We are stuck at home, unable to go to work because of the typhoon. Boo hoo some of you may say. And I would agree. No matter how much we may love our jobs, these old 70s films on TV aren’t going to watch themselves. And as Lawrence has gone to play downstairs – no amount of rain, wind nor flying metal debris is going to keep him cooped up – we are free of distractions.

We thus thought it might be interesting to reflect from afar on a piece of Hong Kong life that is definitely different to home; namely, how one uses the lifts. Given that there seem to be more lifts here than there are sheep in Wales, learning how to ride them is a major part of becoming a Hong Konger.

Now, you might think that an elevator is an elevator; surely there can’t be too much difference in the usage of a small metal box on pulleys? Well, there is. And it all centres around one small little button.

The knob in question is the one used to close the doors. Back in the UK I had plenty a discussion on whether the little arrows had any effect on making the doors close faster or not. My pals and I sagely agreed that they did not.

But over here in HK things are different. The button works, and they know how to use it.

Not under-used

Take yesterday. Heading back from lunch with my colleague Richard, deep in debate, we noticed a young woman heading into the lift about 15 yards ahead. We saw her white dressed-form tuck in to the corner, perhaps making way for anyone else that followed her. But no. Her index finger headed straight for the door-close button, ready  – and get this – to make us wait for a whole two minutes more until the next lift arrived.  Yet she had made a mistake – she had looked up just enough for Richard to make eye contact. She knew we were on to her. As her finger slammed into the button Richard took off on a sprint, a race to the bitter end. The doors slid shut, her finger pushing the button with the rapidity of an amphetamine-fuelled gamer.

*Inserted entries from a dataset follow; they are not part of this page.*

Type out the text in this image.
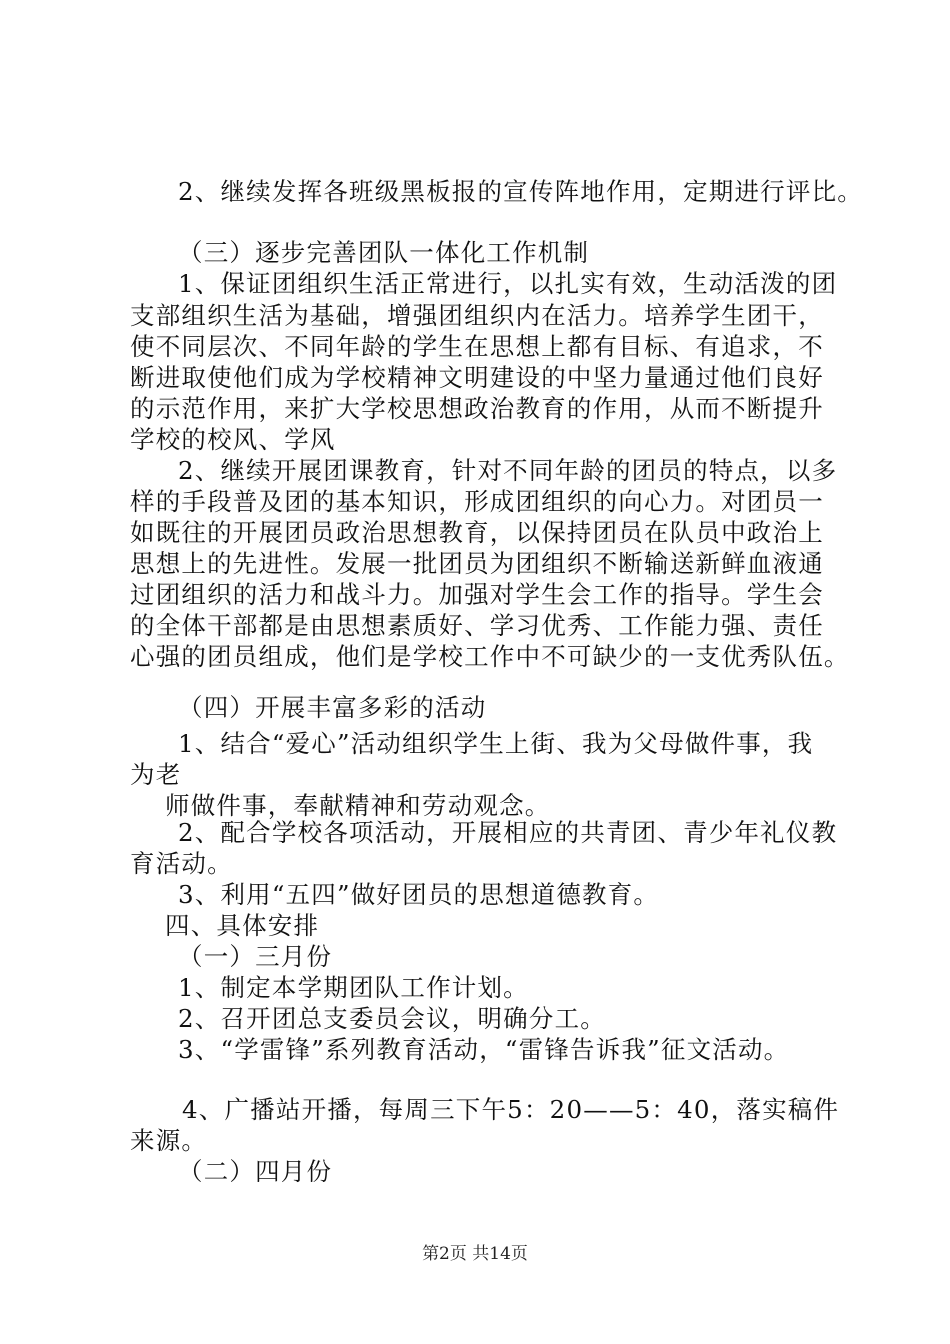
2、继续发挥各班级黑板报的宣传阵地作用，定期进行评比。
（三）逐步完善团队一体化工作机制
1、保证团组织生活正常进行，以扎实有效，生动活泼的团
支部组织生活为基础，增强团组织内在活力。培养学生团干，
使不同层次、不同年龄的学生在思想上都有目标、有追求，不
断进取使他们成为学校精神文明建设的中坚力量通过他们良好
的示范作用，来扩大学校思想政治教育的作用，从而不断提升
学校的校风、学风
2、继续开展团课教育，针对不同年龄的团员的特点，以多
样的手段普及团的基本知识，形成团组织的向心力。对团员一
如既往的开展团员政治思想教育，以保持团员在队员中政治上
思想上的先进性。发展一批团员为团组织不断输送新鲜血液通
过团组织的活力和战斗力。加强对学生会工作的指导。学生会
的全体干部都是由思想素质好、学习优秀、工作能力强、责任
心强的团员组成，他们是学校工作中不可缺少的一支优秀队伍。
（四）开展丰富多彩的活动
1、结合“爱心”活动组织学生上街、我为父母做件事，我
为老
师做件事，奉献精神和劳动观念。
2、配合学校各项活动，开展相应的共青团、青少年礼仪教
育活动。
3、利用“五四”做好团员的思想道德教育。
四、具体安排
（一）三月份
1、制定本学期团队工作计划。
2、召开团总支委员会议，明确分工。
3、“学雷锋”系列教育活动，“雷锋告诉我”征文活动。
4、广播站开播，每周三下午5：20——5：40，落实稿件
来源。
（二）四月份
第2页 共14页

Richard reached for the door…but too late. Her thick glasses, running make-up and sticky-out ears did nothing to hide her sense of victory. We stood back in shame, not bitter at all.

 

 

Wearing sandpaper underwear would be less irritating than this. But to the locals this is completely normal. What really freaks them out is sneezing. A sniffle, a cough, a wheeze, or a throat clear: all have the ability to make the Chinese tremble. A slight atishoo would surely generate more hostility than a 20-second bottom trumpet accompanied by a smell not observed since the early days of sulphur smelting. Thanks to SARS, whole generations have grown up where their greatest fear is being stuck in a lift with a bird flu victim. People have been known to faint on particularly long elevator rides as they try to hold their breath for the duration.

They say that it is the little things that often offer the best insight into a culture. Observing lift culture, one might think the local Chinese to be hasty emetophobes. And how right they would be. But still, it’s surely better than waiting so long for the doors to close that the TB-infected man can join you in your ride.